Такую широкую кровать сдавать на ночь одному человеку или одной паре резона не было. Кровать не окупится. Сдавать одну кровать группе из восьми-десяти человек - свои неудобства. Каждому нужно дать гигиенические принадлежности и индивидуальный постельный комплект: подушку, простыню и одеяло, а это траты на приобретение спальных принадлежностей и на их санитарную обработку после каждого использования.
В его голове статьи расхода и дохода от сдачи кровати в аренду не сходились, и он еще надеялся что-нибудь придумать.
Ещё одно мало подходящее для ординарного человека желание одолевало Ма. Он искал возможность поменять свою кровать на породистую лошадь и говорил, что сделает это обязательно, как только появится предложение на такой обмен. Он подумывал дать объявление в газету «Из рук в руки», но боялся насмешек провинциальных шутников. Засмеют и за объявление, и такой необычный размен.
- Да, думал Ма, - хищный зверь таких забот не ведает.

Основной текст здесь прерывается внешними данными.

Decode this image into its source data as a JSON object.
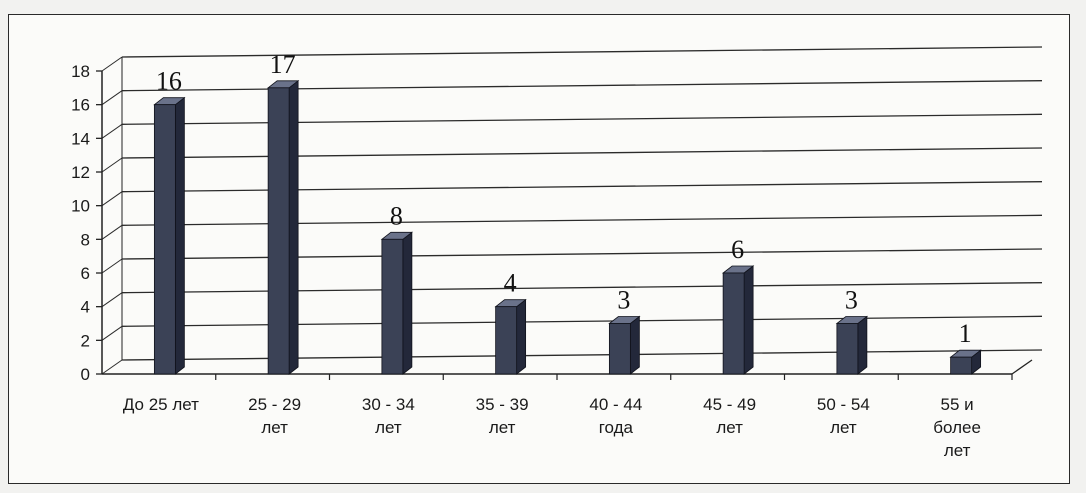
{
  "chart_data": {
    "type": "bar",
    "style": "3d-column",
    "categories": [
      [
        "До 25 лет"
      ],
      [
        "25 - 29",
        "лет"
      ],
      [
        "30 - 34",
        "лет"
      ],
      [
        "35 - 39",
        "лет"
      ],
      [
        "40 - 44",
        "года"
      ],
      [
        "45 - 49",
        "лет"
      ],
      [
        "50 - 54",
        "лет"
      ],
      [
        "55 и",
        "более",
        "лет"
      ]
    ],
    "values": [
      16,
      17,
      8,
      4,
      3,
      6,
      3,
      1
    ],
    "data_labels": [
      "16",
      "17",
      "8",
      "4",
      "3",
      "6",
      "3",
      "1"
    ],
    "yticks": [
      "0",
      "2",
      "4",
      "6",
      "8",
      "10",
      "12",
      "14",
      "16",
      "18"
    ],
    "ylim": [
      0,
      18
    ],
    "title": "",
    "xlabel": "",
    "ylabel": "",
    "grid": "horizontal",
    "legend": "none",
    "bar_color": "#3b4256",
    "bar_side_color": "#23283a",
    "bar_top_color": "#6a728a"
  }
}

А вскоре произошло то, чего никто не ждал. Один малознакомый лезгин, прознав о намерении Ма завести лощадь, и в благодарность за какую-то услугу, оказанную Ма лезгину, подарил жеребца Карачаевской породы. Вы не поверите произошедшей перемене. Кровать для Ма стала ещё дороже. Он понял, что не может расстаться с кроватью и не променяет её не только на лошадь, но и на самолет. Лезгину, подарившему жеребца, не зная, как и чем ответить еще, капризно заявил:
Вот, если бы это был горный Карабахский жеребец, тогда другое дело…».
Лезгин на ответное слово и неожиданно переменившееся настроение Ма не обиделся, расценив всё как свою простительную ошибку. Перестарался. Теперь лезгин боялся, что Ма предложит ему забрать широченную кровать, как бы в обмен на подаренную лошадь, да ещё обязательно попросит при этом приплатить, считая, что кровать стоит дороже. Лезгин был рад, что передал коня в хорошие руки, так как не знал, что делать с конём, который тоже достался ему по случаю. Но получить взамен кровать, в которой у него, лезгина, не было надобности, как и в лошади, не дай Бог. Лезгин убедил себя, что если Ма всё-таки настоит на передаче ему кровати, то никаких дополнительных денег Ма от него не дождётся, а кровать он оставит на улице, пусть её заберут те, кому она нужна, бесплатно.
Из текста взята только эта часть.